But the love and care which she showed from the moment of her birth to Punchi Nona, as she called her daughter, were from the first to be shared with another. On the morning following the evening on which the child was born, Silindu came back from the jungle carrying in his arms a fawn newly dropped by its mother. He went straight to Hinnihami, who lay in the hut nursing the child, and kneeling down by her placed the fawn in her arms. Hinnihami with a little laugh took it, and nestling it against the child was soon suckling the one at one breast and the other at the other. Silindu watched in silence: he was very serious.
'It is well, it is well,' he said when he saw that the fawn was sucking quietly and nestling against Hinnihami and the child.
'The little weakling,' said Hinnihami, gently touching with her fingers the soft skin of the fawn. 'How hungry for milk the little one is! Where has it come from?'
'It has come to you from the jungle. The gods have sent it.'
She bent her head, and very softly drew her lips backwards and forwards over its back.

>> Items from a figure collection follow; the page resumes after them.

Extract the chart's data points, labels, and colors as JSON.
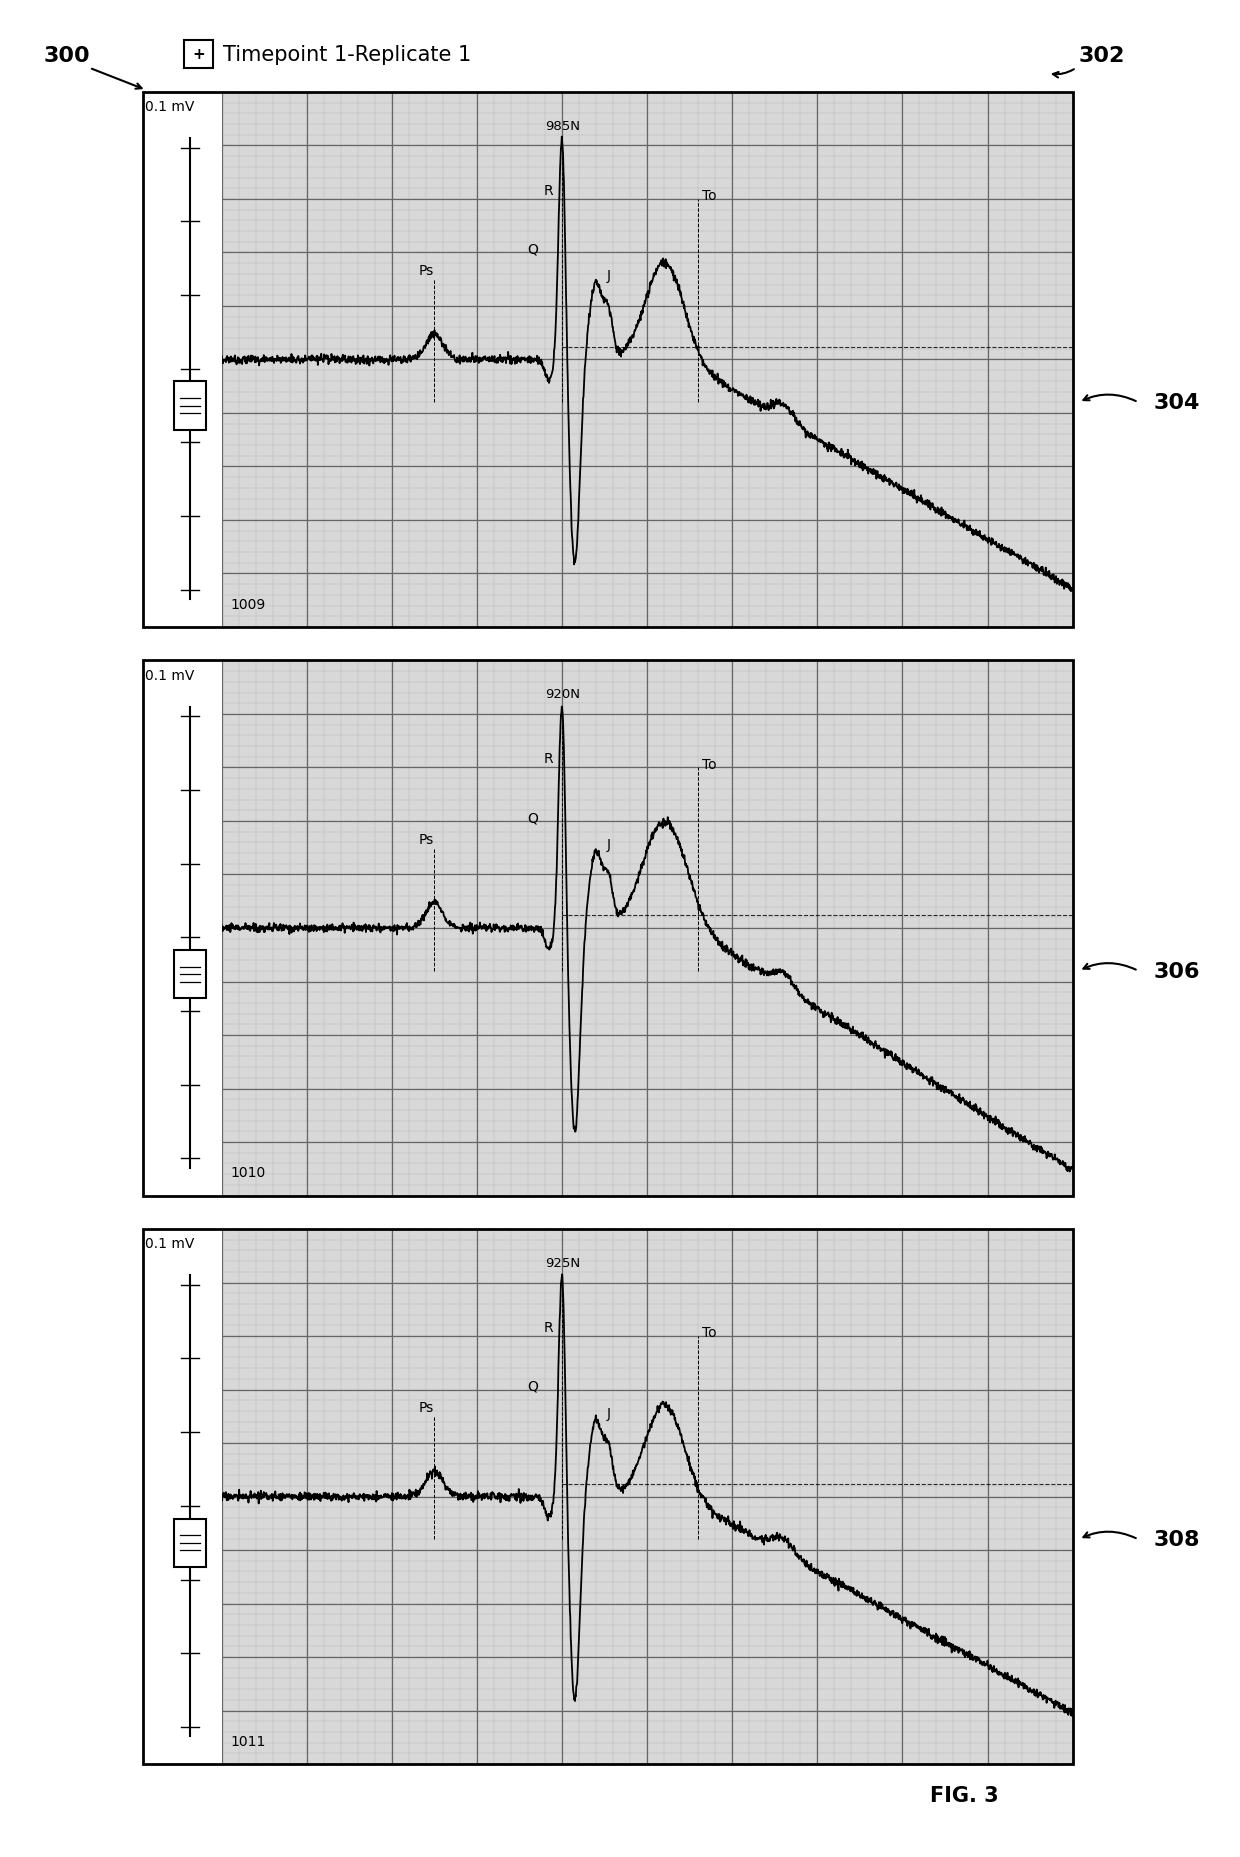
{
  "title": "Timepoint 1-Replicate 1",
  "fig_label_300": "300",
  "fig_label_302": "302",
  "panel_labels": [
    "304",
    "306",
    "308"
  ],
  "panel_ids": [
    "1009",
    "1010",
    "1011"
  ],
  "panel_Ns": [
    "985N",
    "920N",
    "925N"
  ],
  "scale_label": "0.1 mV",
  "bg_color": "#ffffff",
  "grid_major_color": "#666666",
  "grid_minor_color": "#bbbbbb",
  "panel_bg_color": "#d8d8d8",
  "left_white_bg": "#ffffff",
  "fig_label_fontsize": 16,
  "title_fontsize": 15,
  "annotation_fontsize": 10,
  "panel_id_fontsize": 10,
  "scale_fontsize": 10,
  "figwidth": 12.4,
  "figheight": 18.58
}
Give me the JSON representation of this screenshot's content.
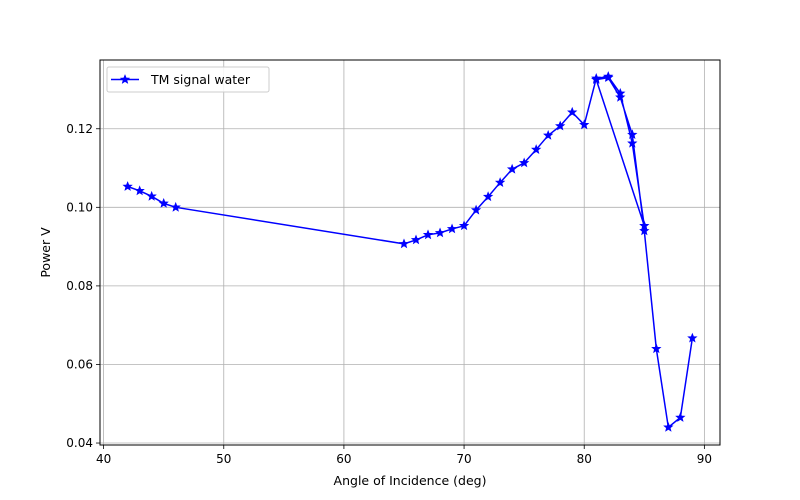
{
  "chart_data": {
    "type": "line",
    "xlabel": "Angle of Incidence (deg)",
    "ylabel": "Power V",
    "xlim": [
      39.7,
      91.3
    ],
    "ylim": [
      0.0395,
      0.1375
    ],
    "xticks": [
      40,
      50,
      60,
      70,
      80,
      90
    ],
    "xtick_labels": [
      "40",
      "50",
      "60",
      "70",
      "80",
      "90"
    ],
    "yticks": [
      0.04,
      0.06,
      0.08,
      0.1,
      0.12
    ],
    "ytick_labels": [
      "0.04",
      "0.06",
      "0.08",
      "0.10",
      "0.12"
    ],
    "grid": true,
    "legend": {
      "placement": "top-left",
      "entries": [
        "TM signal water"
      ]
    },
    "series": [
      {
        "name": "TM signal water",
        "color": "#0000ff",
        "marker": "star",
        "points": [
          [
            42,
            0.1053
          ],
          [
            43,
            0.1042
          ],
          [
            44,
            0.1028
          ],
          [
            45,
            0.101
          ],
          [
            46,
            0.1
          ],
          [
            65,
            0.0907
          ],
          [
            66,
            0.0917
          ],
          [
            67,
            0.093
          ],
          [
            68,
            0.0935
          ],
          [
            69,
            0.0945
          ],
          [
            70,
            0.0953
          ],
          [
            71,
            0.0993
          ],
          [
            72,
            0.1027
          ],
          [
            73,
            0.1063
          ],
          [
            74,
            0.1097
          ],
          [
            75,
            0.1113
          ],
          [
            76,
            0.1147
          ],
          [
            77,
            0.1183
          ],
          [
            78,
            0.1207
          ],
          [
            79,
            0.1242
          ],
          [
            80,
            0.121
          ],
          [
            81,
            0.1328
          ],
          [
            82,
            0.1333
          ],
          [
            83,
            0.129
          ],
          [
            84,
            0.1163
          ],
          [
            85,
            0.0953
          ],
          [
            81,
            0.1325
          ],
          [
            82,
            0.133
          ],
          [
            83,
            0.128
          ],
          [
            84,
            0.1185
          ],
          [
            85,
            0.094
          ],
          [
            86,
            0.064
          ],
          [
            87,
            0.044
          ],
          [
            88,
            0.0465
          ],
          [
            89,
            0.0667
          ]
        ]
      }
    ]
  }
}
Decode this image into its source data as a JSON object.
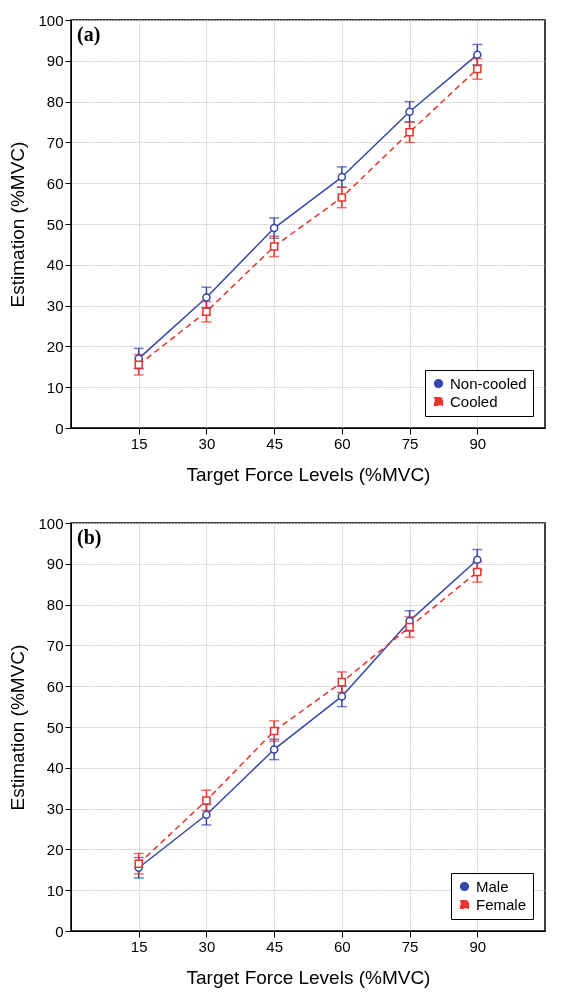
{
  "chart_data": [
    {
      "type": "line",
      "title": "(a)",
      "xlabel": "Target Force Levels (%MVC)",
      "ylabel": "Estimation (%MVC)",
      "x": [
        15,
        30,
        45,
        60,
        75,
        90
      ],
      "xlim": [
        0,
        105
      ],
      "xticks": [
        15,
        30,
        45,
        60,
        75,
        90
      ],
      "ylim": [
        0,
        100
      ],
      "yticks": [
        0,
        10,
        20,
        30,
        40,
        50,
        60,
        70,
        80,
        90,
        100
      ],
      "grid": true,
      "legend": "bottom right",
      "series": [
        {
          "name": "Non-cooled",
          "color": "#3446a8",
          "marker": "circle",
          "line_style": "solid",
          "values": [
            17,
            32,
            49,
            61.5,
            77.5,
            91.5
          ],
          "errors": [
            2.5,
            2.5,
            2.5,
            2.5,
            2.5,
            2.5
          ]
        },
        {
          "name": "Cooled",
          "color": "#e8332c",
          "marker": "square",
          "line_style": "dashed",
          "values": [
            15.5,
            28.5,
            44.5,
            56.5,
            72.5,
            88
          ],
          "errors": [
            2.5,
            2.5,
            2.5,
            2.5,
            2.5,
            2.5
          ]
        }
      ]
    },
    {
      "type": "line",
      "title": "(b)",
      "xlabel": "Target Force Levels (%MVC)",
      "ylabel": "Estimation (%MVC)",
      "x": [
        15,
        30,
        45,
        60,
        75,
        90
      ],
      "xlim": [
        0,
        105
      ],
      "xticks": [
        15,
        30,
        45,
        60,
        75,
        90
      ],
      "ylim": [
        0,
        100
      ],
      "yticks": [
        0,
        10,
        20,
        30,
        40,
        50,
        60,
        70,
        80,
        90,
        100
      ],
      "grid": true,
      "legend": "bottom right",
      "series": [
        {
          "name": "Male",
          "color": "#3446a8",
          "marker": "circle",
          "line_style": "solid",
          "values": [
            15.5,
            28.5,
            44.5,
            57.5,
            76,
            91
          ],
          "errors": [
            2.5,
            2.5,
            2.5,
            2.5,
            2.5,
            2.5
          ]
        },
        {
          "name": "Female",
          "color": "#e8332c",
          "marker": "square",
          "line_style": "dashed",
          "values": [
            16.5,
            32,
            49,
            61,
            74.5,
            88
          ],
          "errors": [
            2.5,
            2.5,
            2.5,
            2.5,
            2.5,
            2.5
          ]
        }
      ]
    }
  ]
}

'It takes the milk like the child. Has the god given another gift, Appochchi?'
'The god sent it. Last night I went to the water-hole, but nothing came while the moon was up. Then clouds gathered and the moon was hidden, and it became very dark. I heard a doe cry near by in pain, "Amma, amma",[40] but it was too dark to see, so I lay down and slept on the top of the high rock. I woke up with the first light, and, as I lay there, I heard below the moving of something among the leaves. Very slowly I looked over the rock, and there below in the undergrowth I saw the back of a doe. Her head was down, hidden by the leaves, and she murmured, licking something on the grass. Slowly, slowly I took up my gun and leaned it over the rock and fired. Everything was hidden from me by the smoke, and I lay quiet until the wind blew it from before me. When I looked again I saw the doe stand there still, the blood running down her side; and she stretched up her head toward me from the jungle, and her great eyes rolled back with fear and showed white, and she opened her mouth and cried terribly to me. I was sorry for her pain, and I said, "Hush, mother, the evil has come. What use to cry? Lie down that death may come to you easily." But again she stretched out her neck toward me, and cried loud in pain, "Amma! amma! Aiyo! aiyo! It is you who have brought the evil, Yakka. To the child here that I dropped last night and that lies now between my feet. Little son, I have borne you to be food for the jackal and the leopard." Then I came down from the rock and stood by her and said, "Mother, the daughter at home this night bore a child. I will take this one too to her, and she will give it the breast." Then she stretched out her head, and she cried out again, and fell dead upon the ground by the side of the fawn.'
Hinnihami pressed the fawn to her.
'Yes, he has come to me out of the jungle, a sign from the god, a great charm against evil. Did not the god himself take the doe as his mistress? They told it to us at Beragama. And now in the same night he has sent me a son and a daughter from the jungle.'
So Hinnihami suckled the child and the fawn together. The village looked on with astonishment and disapproval. 'The woman is as mad as the father,' was the general comment. It was commonly rumoured that she showed more love for Punchi Appu, as the fawn was called, than for her daughter. And though she did not realise it herself, it was true. 'The son from the jungle' inspired in her a passionate love and tenderness—the great eyes which watched her and the wonderful skin that she was never tired of caressing. He had come to her out of the jungle, with something of the mystery and exaltation which she had felt in Beragama towards the god who went by upon the elephant. And her love was increased by the attachment of Punchi Appu to her. Long before Punchi Nona could crawl about the compound, the fawn would trot along by her side crying to be taken up and fed; and even after it grew old enough to feed upon grass and leaves, it never left her, following her always about the house and compound, and through the village and jungle.